Fatal flaws: The minuscule budget, $5 million, means that some things just weren’t financially feasible and parts of the movie suffer as a result. Viewers who like their sci-fi served with a side of fizz-bang-wallop are going to sorely disappointed, in fact they may even be bored by it. At 97 minutes the movie stretches it’s marginal plot to almost breaking point and some of the tension is lost. The corporate machine as a bad guy is a little vague and ambiguous. The nature of Sam’s intruder too is somewhat mundane. It doesn’t entirely make sense and perhaps the reveal comes too quickly to have the impact it was looking for.

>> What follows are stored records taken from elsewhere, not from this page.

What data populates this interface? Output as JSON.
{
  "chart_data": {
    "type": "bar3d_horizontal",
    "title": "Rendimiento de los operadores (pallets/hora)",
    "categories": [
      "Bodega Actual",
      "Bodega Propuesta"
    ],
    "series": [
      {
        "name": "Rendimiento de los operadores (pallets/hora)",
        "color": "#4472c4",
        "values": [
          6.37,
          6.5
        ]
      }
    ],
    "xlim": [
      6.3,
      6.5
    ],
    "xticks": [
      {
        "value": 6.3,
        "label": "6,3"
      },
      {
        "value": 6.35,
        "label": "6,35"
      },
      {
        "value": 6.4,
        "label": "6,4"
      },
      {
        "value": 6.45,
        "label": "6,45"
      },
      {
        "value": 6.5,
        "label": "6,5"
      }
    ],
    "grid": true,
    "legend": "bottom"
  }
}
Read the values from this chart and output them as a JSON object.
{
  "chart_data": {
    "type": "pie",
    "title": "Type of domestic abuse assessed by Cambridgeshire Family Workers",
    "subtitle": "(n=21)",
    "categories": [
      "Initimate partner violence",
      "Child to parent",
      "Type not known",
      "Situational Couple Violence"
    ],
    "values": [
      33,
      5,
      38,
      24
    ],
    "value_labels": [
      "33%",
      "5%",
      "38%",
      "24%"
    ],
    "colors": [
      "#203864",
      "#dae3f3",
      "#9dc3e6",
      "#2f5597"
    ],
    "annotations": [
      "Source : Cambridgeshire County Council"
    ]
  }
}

Verdict: An intelligent, thoughtful and thought-provoking piece of good old-fashioned sci-fi Moon shows you don’t need big budget or fancy effects to create truly great cinema.
The Countdown
25. This Is It
24. Adventureland
23. Drag Me To Hell
22. Anvil
21. In the Loop
20. Watchmen
19. The Hangover
18. Coraline
17. Public Enemies
16. (500) Days of Summer
15. Harry Brown
14. The Wrestler
13. Fantastic Mr. Fox
12. The Curious Case of Benjamin Button
11. The Hurt Locker
10. A Serious Man
9. Let The Right One In
8. Gran Torino
7. Zombieland
6. Inglourious Basterds
5. UP
4. Star Trek
Yep - absolutely. What an amazing film. This and Let the Right One In were my big surprise movies this year. They came out of nowhere and were a breath of fresh air.
Simplu stunning movie. And I think I disagree a bit. For a true sci-fi fan the budget is somewhat incidental to the story-telling. I really believe this film benfited by a limitation of budget. It streamlined the movie and focused on the story and character(s)
Sam Rockwell is really at his best here. A VERY under-rated actor in my opinion.